Kilbixy (from the Irish Cill Bigsighe) developed around an early Christian church reputedly founded by Saint Bigseach, a handmaiden of Saint Brigid whose feast day was celebrated on 28 June and 4 October. A castle was built here by Walter de Lacy in 1192, following which a Norman settlement grew up and was granted Borough rights. Kilbixy was said to have once had twelve burgesses and a mayor, along with the castle, church, a market and a dock on the shore of Lough Iron, but declined and was deserted during the 15th century after being repeatedly attacked and burned, first in 1430 by Owen O'Neill, King of Tyrone, and then by the locally powerful Geoghegan family. By the 17th century only a few ruins remained of the former town. Despite the town's disappearance, the parish still bears the name of Kilbixy.

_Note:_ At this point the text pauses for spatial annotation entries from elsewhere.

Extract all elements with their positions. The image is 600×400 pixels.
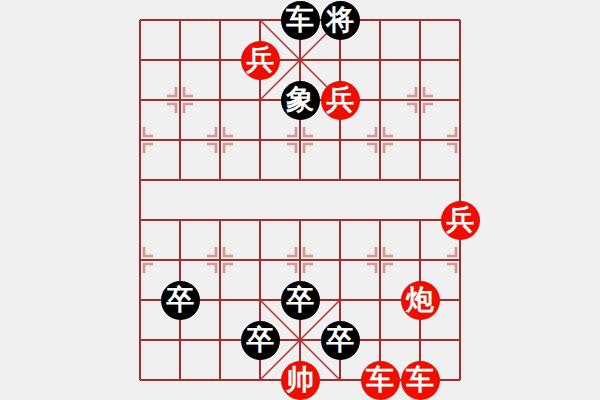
piece-red-chariot[interactable]: 车 xyxy=(401,361,440,400)
piece-black-elephant[interactable]: 象 xyxy=(281,81,320,120)
piece-black-soldier[interactable]: 卒 xyxy=(161,281,200,320)
piece-black-general[interactable]: 将 xyxy=(321,1,360,40)
piece-red-soldier[interactable]: 兵 xyxy=(321,81,360,120)
piece-black-soldier[interactable]: 卒 xyxy=(321,321,360,360)
piece-black-chariot[interactable]: 车 xyxy=(281,1,320,40)
piece-red-general[interactable]: 帅 xyxy=(281,361,320,400)
piece-black-soldier[interactable]: 卒 xyxy=(241,321,280,360)
piece-red-chariot[interactable]: 车 xyxy=(361,361,400,400)
piece-red-soldier[interactable]: 兵 xyxy=(241,41,280,80)
xiangqi-board: 车将兵象兵兵卒卒炮卒卒帅车车 xyxy=(120,0,480,400)
piece-red-soldier[interactable]: 兵 xyxy=(441,201,480,240)
xiangqi-board-screenshot: 车将兵象兵兵卒卒炮卒卒帅车车 xyxy=(0,0,600,400)
piece-red-cannon[interactable]: 炮 xyxy=(401,281,440,320)
piece-black-soldier[interactable]: 卒 xyxy=(281,281,320,320)
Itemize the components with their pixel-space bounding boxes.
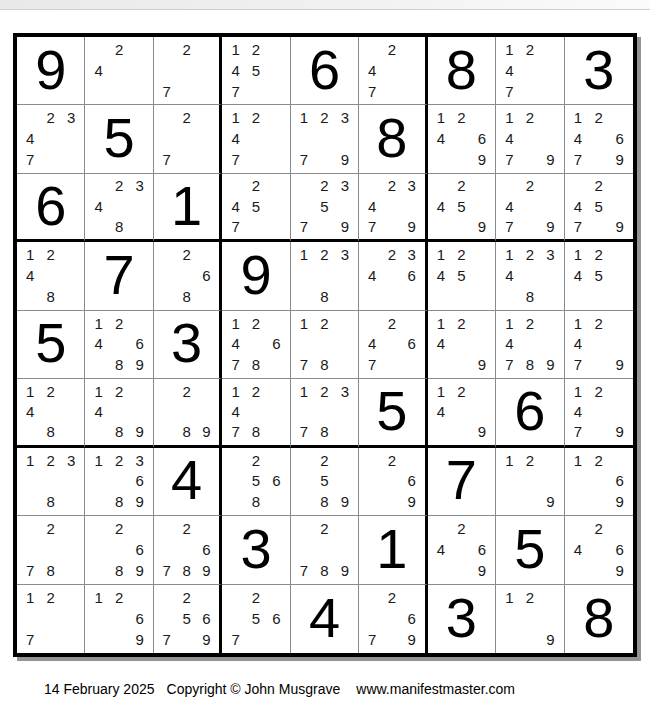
- candidate-digit: 7: [294, 422, 314, 442]
- candidate-digit: 7: [499, 81, 519, 102]
- candidate-digit: 4: [499, 128, 519, 149]
- cell-r6c6: 5: [359, 379, 427, 447]
- candidate-digit: 3: [402, 244, 422, 265]
- candidate-grid: 129: [496, 448, 563, 515]
- candidate-empty: [540, 286, 560, 307]
- candidate-digit: 9: [335, 491, 355, 512]
- candidate-empty: [246, 149, 266, 170]
- candidate-empty: [499, 470, 519, 491]
- candidate-digit: 2: [109, 176, 129, 196]
- candidate-digit: 3: [540, 244, 560, 265]
- candidate-empty: [540, 60, 560, 81]
- candidate-grid: 2467: [359, 311, 424, 378]
- candidate-digit: 6: [472, 128, 492, 149]
- candidate-digit: 2: [109, 587, 129, 608]
- candidate-empty: [540, 265, 560, 286]
- candidate-digit: 6: [266, 608, 286, 629]
- candidate-empty: [431, 354, 451, 375]
- candidate-empty: [40, 629, 60, 650]
- candidate-empty: [157, 539, 177, 560]
- candidate-empty: [520, 81, 540, 102]
- candidate-empty: [177, 128, 197, 149]
- candidate-empty: [540, 334, 560, 355]
- cell-r4c6: 2346: [359, 242, 427, 310]
- cell-r8c9: 2469: [565, 516, 633, 584]
- candidate-digit: 9: [129, 422, 149, 442]
- candidate-digit: 9: [540, 216, 560, 236]
- cell-r8c8: 5: [496, 516, 564, 584]
- candidate-digit: 6: [609, 470, 630, 491]
- candidate-digit: 9: [609, 491, 630, 512]
- candidate-empty: [197, 244, 217, 265]
- candidate-digit: 2: [40, 107, 60, 128]
- solved-digit: 8: [583, 590, 614, 646]
- candidate-digit: 9: [609, 560, 630, 581]
- candidate-digit: 4: [568, 265, 589, 286]
- candidate-grid: 23579: [291, 174, 358, 239]
- candidate-digit: 4: [88, 60, 108, 81]
- candidate-digit: 2: [314, 450, 334, 471]
- candidate-empty: [451, 401, 471, 421]
- candidate-digit: 2: [246, 176, 266, 196]
- candidate-empty: [109, 334, 129, 355]
- candidate-empty: [129, 313, 149, 334]
- solved-digit: 8: [376, 110, 407, 166]
- candidate-digit: 7: [225, 422, 245, 442]
- cell-r8c6: 1: [359, 516, 427, 584]
- cell-r9c5: 4: [291, 585, 359, 653]
- solved-digit: 1: [171, 178, 202, 234]
- candidate-empty: [362, 608, 382, 629]
- candidate-grid: 26789: [154, 516, 219, 583]
- cell-r7c5: 2589: [291, 448, 359, 516]
- candidate-grid: 27: [154, 105, 219, 172]
- cell-r1c3: 27: [154, 37, 222, 105]
- candidate-grid: 123689: [85, 448, 152, 515]
- cell-r1c1: 9: [17, 37, 85, 105]
- candidate-digit: 7: [568, 216, 589, 236]
- candidate-empty: [588, 470, 609, 491]
- candidate-digit: 7: [362, 354, 382, 375]
- candidate-empty: [20, 422, 40, 442]
- candidate-digit: 8: [314, 491, 334, 512]
- solved-digit: 4: [309, 590, 340, 646]
- cell-r4c5: 1238: [291, 242, 359, 310]
- candidate-grid: 12348: [496, 242, 563, 309]
- candidate-empty: [246, 629, 266, 650]
- cell-r1c4: 12457: [222, 37, 290, 105]
- candidate-grid: 12479: [496, 105, 563, 172]
- candidate-digit: 2: [382, 587, 402, 608]
- candidate-digit: 9: [472, 149, 492, 170]
- candidate-empty: [451, 128, 471, 149]
- candidate-digit: 1: [431, 313, 451, 334]
- candidate-digit: 8: [314, 354, 334, 375]
- cell-r9c7: 3: [428, 585, 496, 653]
- candidate-grid: 27: [154, 37, 219, 104]
- candidate-digit: 1: [225, 381, 245, 401]
- candidate-empty: [20, 286, 40, 307]
- candidate-digit: 2: [177, 381, 197, 401]
- candidate-empty: [88, 216, 108, 236]
- candidate-digit: 1: [431, 381, 451, 401]
- candidate-empty: [61, 470, 81, 491]
- cell-r8c1: 278: [17, 516, 85, 584]
- candidate-digit: 2: [177, 587, 197, 608]
- candidate-digit: 1: [499, 39, 519, 60]
- candidate-digit: 4: [431, 539, 451, 560]
- cell-r3c8: 2479: [496, 174, 564, 242]
- candidate-digit: 4: [225, 60, 245, 81]
- candidate-empty: [129, 81, 149, 102]
- candidate-grid: 2459: [428, 174, 495, 239]
- candidate-digit: 2: [109, 450, 129, 471]
- candidate-digit: 7: [294, 354, 314, 375]
- candidate-empty: [335, 450, 355, 471]
- candidate-digit: 7: [225, 149, 245, 170]
- candidate-digit: 1: [88, 587, 108, 608]
- candidate-empty: [129, 381, 149, 401]
- candidate-digit: 9: [402, 629, 422, 650]
- candidate-empty: [335, 128, 355, 149]
- candidate-digit: 2: [314, 244, 334, 265]
- candidate-digit: 9: [609, 216, 630, 236]
- candidate-digit: 8: [109, 560, 129, 581]
- candidate-empty: [61, 491, 81, 512]
- cell-r8c5: 2789: [291, 516, 359, 584]
- candidate-digit: 9: [335, 560, 355, 581]
- candidate-digit: 8: [109, 354, 129, 375]
- candidate-empty: [88, 39, 108, 60]
- candidate-grid: 2789: [291, 516, 358, 583]
- candidate-empty: [451, 334, 471, 355]
- candidate-empty: [609, 381, 630, 401]
- candidate-digit: 2: [588, 176, 609, 196]
- candidate-empty: [109, 629, 129, 650]
- candidate-empty: [382, 196, 402, 216]
- candidate-digit: 9: [129, 491, 149, 512]
- candidate-empty: [472, 401, 492, 421]
- cell-r1c7: 8: [428, 37, 496, 105]
- candidate-digit: 4: [499, 265, 519, 286]
- candidate-empty: [197, 60, 217, 81]
- candidate-empty: [382, 629, 402, 650]
- candidate-empty: [382, 608, 402, 629]
- candidate-digit: 2: [451, 107, 471, 128]
- candidate-empty: [177, 81, 197, 102]
- candidate-digit: 2: [520, 313, 540, 334]
- cell-r9c9: 8: [565, 585, 633, 653]
- candidate-digit: 2: [246, 587, 266, 608]
- candidate-empty: [266, 128, 286, 149]
- candidate-digit: 4: [431, 334, 451, 355]
- candidate-grid: 2679: [359, 585, 424, 653]
- candidate-empty: [520, 128, 540, 149]
- candidate-empty: [246, 81, 266, 102]
- candidate-digit: 2: [588, 244, 609, 265]
- candidate-empty: [225, 450, 245, 471]
- candidate-empty: [197, 381, 217, 401]
- cell-r7c9: 1269: [565, 448, 633, 516]
- candidate-empty: [20, 470, 40, 491]
- candidate-empty: [335, 286, 355, 307]
- candidate-grid: 1248: [17, 379, 84, 444]
- candidate-empty: [177, 539, 197, 560]
- candidate-digit: 2: [40, 587, 60, 608]
- candidate-empty: [362, 176, 382, 196]
- candidate-digit: 7: [362, 629, 382, 650]
- candidate-digit: 2: [177, 244, 197, 265]
- candidate-empty: [20, 518, 40, 539]
- candidate-empty: [129, 587, 149, 608]
- candidate-empty: [294, 470, 314, 491]
- candidate-empty: [20, 491, 40, 512]
- candidate-empty: [540, 176, 560, 196]
- candidate-digit: 2: [177, 107, 197, 128]
- cell-r4c8: 12348: [496, 242, 564, 310]
- candidate-empty: [40, 539, 60, 560]
- candidate-empty: [225, 608, 245, 629]
- candidate-digit: 5: [246, 608, 266, 629]
- candidate-grid: 124679: [565, 105, 633, 172]
- candidate-empty: [568, 470, 589, 491]
- candidate-digit: 5: [177, 608, 197, 629]
- candidate-empty: [499, 629, 519, 650]
- candidate-empty: [197, 587, 217, 608]
- candidate-digit: 2: [588, 518, 609, 539]
- candidate-empty: [609, 244, 630, 265]
- candidate-empty: [402, 313, 422, 334]
- candidate-digit: 2: [109, 518, 129, 539]
- candidate-empty: [61, 128, 81, 149]
- candidate-grid: 2457: [222, 174, 289, 239]
- candidate-digit: 2: [177, 39, 197, 60]
- candidate-grid: 2347: [17, 105, 84, 172]
- candidate-digit: 9: [402, 216, 422, 236]
- candidate-empty: [335, 539, 355, 560]
- candidate-digit: 7: [294, 560, 314, 581]
- candidate-empty: [88, 608, 108, 629]
- candidate-empty: [472, 107, 492, 128]
- candidate-empty: [568, 560, 589, 581]
- footer-date: 14 February 2025: [44, 681, 155, 697]
- candidate-digit: 7: [157, 560, 177, 581]
- cell-r7c2: 123689: [85, 448, 153, 516]
- candidate-empty: [520, 491, 540, 512]
- candidate-digit: 1: [499, 107, 519, 128]
- candidate-empty: [520, 334, 540, 355]
- cell-r5c9: 12479: [565, 311, 633, 379]
- candidate-digit: 4: [20, 128, 40, 149]
- candidate-digit: 8: [40, 286, 60, 307]
- candidate-empty: [197, 107, 217, 128]
- candidate-empty: [499, 176, 519, 196]
- candidate-empty: [157, 518, 177, 539]
- candidate-digit: 4: [568, 196, 589, 216]
- candidate-empty: [294, 286, 314, 307]
- candidate-digit: 7: [499, 216, 519, 236]
- cell-r3c3: 1: [154, 174, 222, 242]
- candidate-empty: [157, 587, 177, 608]
- candidate-empty: [109, 401, 129, 421]
- candidate-grid: 12479: [565, 379, 633, 444]
- candidate-grid: 23479: [359, 174, 424, 239]
- candidate-empty: [225, 176, 245, 196]
- cell-r2c8: 12479: [496, 105, 564, 173]
- candidate-digit: 8: [109, 491, 129, 512]
- candidate-empty: [520, 608, 540, 629]
- candidate-empty: [40, 265, 60, 286]
- cell-r4c9: 1245: [565, 242, 633, 310]
- candidate-digit: 2: [40, 244, 60, 265]
- candidate-empty: [225, 587, 245, 608]
- candidate-digit: 9: [197, 560, 217, 581]
- candidate-digit: 9: [129, 354, 149, 375]
- candidate-grid: 124678: [222, 311, 289, 378]
- candidate-digit: 1: [568, 244, 589, 265]
- candidate-empty: [382, 81, 402, 102]
- candidate-empty: [129, 60, 149, 81]
- candidate-digit: 2: [40, 518, 60, 539]
- candidate-empty: [431, 176, 451, 196]
- candidate-digit: 1: [294, 244, 314, 265]
- candidate-grid: 124789: [496, 311, 563, 378]
- candidate-empty: [472, 381, 492, 401]
- candidate-digit: 6: [197, 265, 217, 286]
- cell-r8c2: 2689: [85, 516, 153, 584]
- solved-digit: 9: [240, 247, 271, 303]
- candidate-digit: 5: [246, 196, 266, 216]
- candidate-digit: 1: [88, 381, 108, 401]
- cell-r1c8: 1247: [496, 37, 564, 105]
- cell-r2c9: 124679: [565, 105, 633, 173]
- candidate-empty: [294, 518, 314, 539]
- candidate-empty: [609, 265, 630, 286]
- candidate-digit: 8: [40, 560, 60, 581]
- candidate-digit: 6: [266, 334, 286, 355]
- candidate-empty: [197, 81, 217, 102]
- solved-digit: 6: [514, 383, 545, 439]
- solved-digit: 3: [171, 315, 202, 371]
- candidate-digit: 9: [540, 491, 560, 512]
- candidate-empty: [314, 401, 334, 421]
- cell-r2c6: 8: [359, 105, 427, 173]
- cell-r8c4: 3: [222, 516, 290, 584]
- candidate-grid: 1247: [222, 105, 289, 172]
- candidate-empty: [335, 401, 355, 421]
- candidate-digit: 2: [314, 107, 334, 128]
- candidate-digit: 1: [568, 107, 589, 128]
- candidate-empty: [266, 381, 286, 401]
- candidate-digit: 2: [109, 313, 129, 334]
- candidate-empty: [61, 608, 81, 629]
- candidate-digit: 1: [294, 107, 314, 128]
- candidate-digit: 9: [609, 354, 630, 375]
- candidate-digit: 1: [431, 244, 451, 265]
- candidate-empty: [609, 401, 630, 421]
- candidate-digit: 7: [568, 149, 589, 170]
- candidate-digit: 2: [246, 381, 266, 401]
- candidate-digit: 6: [609, 539, 630, 560]
- cell-r2c5: 12379: [291, 105, 359, 173]
- cell-r2c1: 2347: [17, 105, 85, 173]
- candidate-digit: 9: [609, 422, 630, 442]
- candidate-digit: 2: [177, 518, 197, 539]
- solved-digit: 7: [446, 452, 477, 508]
- candidate-digit: 2: [451, 518, 471, 539]
- candidate-digit: 7: [568, 354, 589, 375]
- candidate-digit: 7: [157, 81, 177, 102]
- candidate-empty: [588, 491, 609, 512]
- candidate-empty: [157, 401, 177, 421]
- candidate-digit: 3: [61, 107, 81, 128]
- candidate-empty: [129, 196, 149, 216]
- candidate-empty: [609, 334, 630, 355]
- candidate-digit: 7: [568, 422, 589, 442]
- candidate-digit: 7: [294, 149, 314, 170]
- candidate-digit: 7: [294, 216, 314, 236]
- candidate-digit: 1: [568, 381, 589, 401]
- candidate-empty: [451, 354, 471, 375]
- candidate-empty: [540, 196, 560, 216]
- candidate-empty: [314, 128, 334, 149]
- candidate-empty: [294, 196, 314, 216]
- candidate-empty: [197, 149, 217, 170]
- solved-digit: 3: [446, 590, 477, 646]
- candidate-empty: [40, 149, 60, 170]
- candidate-empty: [61, 518, 81, 539]
- candidate-empty: [520, 149, 540, 170]
- candidate-empty: [382, 354, 402, 375]
- cell-r5c8: 124789: [496, 311, 564, 379]
- candidate-empty: [609, 107, 630, 128]
- candidate-empty: [335, 334, 355, 355]
- candidate-digit: 4: [362, 334, 382, 355]
- candidate-digit: 9: [609, 149, 630, 170]
- candidate-digit: 7: [499, 354, 519, 375]
- candidate-empty: [431, 560, 451, 581]
- candidate-empty: [40, 608, 60, 629]
- candidate-empty: [197, 401, 217, 421]
- candidate-digit: 4: [568, 334, 589, 355]
- candidate-empty: [294, 334, 314, 355]
- candidate-digit: 4: [20, 265, 40, 286]
- candidate-digit: 8: [109, 422, 129, 442]
- candidate-digit: 8: [177, 560, 197, 581]
- candidate-digit: 5: [314, 196, 334, 216]
- candidate-empty: [88, 518, 108, 539]
- candidate-digit: 1: [499, 450, 519, 471]
- candidate-empty: [335, 354, 355, 375]
- candidate-empty: [588, 216, 609, 236]
- candidate-empty: [472, 244, 492, 265]
- candidate-empty: [294, 176, 314, 196]
- candidate-empty: [157, 265, 177, 286]
- candidate-empty: [540, 587, 560, 608]
- candidate-empty: [362, 491, 382, 512]
- candidate-empty: [109, 608, 129, 629]
- cell-r2c7: 12469: [428, 105, 496, 173]
- candidate-digit: 7: [20, 149, 40, 170]
- candidate-digit: 8: [40, 491, 60, 512]
- candidate-grid: 2479: [496, 174, 563, 239]
- candidate-empty: [588, 422, 609, 442]
- footer-website: www.manifestmaster.com: [356, 681, 515, 697]
- candidate-empty: [266, 422, 286, 442]
- candidate-empty: [109, 81, 129, 102]
- solved-digit: 5: [514, 521, 545, 577]
- candidate-digit: 5: [246, 470, 266, 491]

The Church of Ireland parish church, dedicated to St Bigseach, is located within the former area of Kilbixy town itself, in Baronstown Demesne townland to the north of Ballynacargy village. It was built, probably on the same site as Kilbixy's original church, in 1798 to the designs of James Wyatt, one of the greatest architects of the time: the area around it remains one of the best-preserved examples of a deserted medieval borough in Ireland. In 1980 a 7th-century stone was discovered in the circular churchyard, showing it to have been a very early foundation. The 1798 church was funded by The 1st Baron Sunderlin, and is a good example of a church of the period sited to provide a picturesque landscape view from the local big house. Lord Sunderlin also built a large mausoleum next to the church: Sunderlin's brother, the celebrated Shakespearean scholar Edmond Malone, is also buried there. In the 19th century, St Bigseach's churchyard still remained a favoured place of interment for local Catholic families, as well as Anglicans. There is a holy well, Tobar Bigsighe ("the well of Bigseach") nearby.

===Templecross===

Northeast of the village in the townland of Tristernagh Demesne are the ruins of Templecross Church, from where the ruins of Tristernagh Abbey are visible. Templecross is probably late-medieval in date, with a west tower built in c. 1575. Within the church is the tomb of the landowner Henry Piers (1568–1623), who after embracing Catholicism and travelling widely in Europe, restored the Abbey buildings and church: at the tomb's foot was a memorial to Gerald Farrell and his wife Elizabeth, who had been foster parents of Sir Henry Piers, 1st Baronet. By the late 17th century the building had been converted to a Protestant church, as the main church at Kilbixy was then derelict. Templecross churchyard contains a number of historic monuments: there are several to 19th-century Catholic priests who served Ballinacargy, including the Rev. John Cantwell, PP, who was well known locally for his work with the poor and his promotion of education. The base of an early stone cross is also located in the churchyard. A lane known locally as Bóithrín na marbh ("little road of the dead") once ran from the north side of the churchyard to Ballynacroghy or Gallowstown townland.

===Tristernagh Abbey===

The house of Augustinian canons, also known as the Priory of Kilbixy, was founded in 1192 by Geoffrey de Constantine. Attached to the monastery was a leper hospital, a rarity at that time. The priory achieved some fame from its establishment until 1536 when the commissioners of the English King Henry VIII ransacked and destroyed it.

==Notable people==

- Joe Dolan (1939–2007), Irish entertainer, recording artiste, and pop singer.
- Michael Duggan (1827–1888), emigrated to Argentina in 1859 and made a vast fortune as a sheep farmer: at the time of his death he was thought to be the richest Irishman in the world.
- Anthony Malone (1700–1776), the main local landowner and also an eminent lawyer and politician. He was the uncle of Lord Sunderlin and his brother Edmund.
- Willie Penrose (b.1956), politician and member of Dáil Éireann from 1992 to 2020 as a representative of the Labour Party.
- Robert Troy (b.1982), politician and Member of Dáil Éireann since 2011 as a representative of the Fianna Fáil party.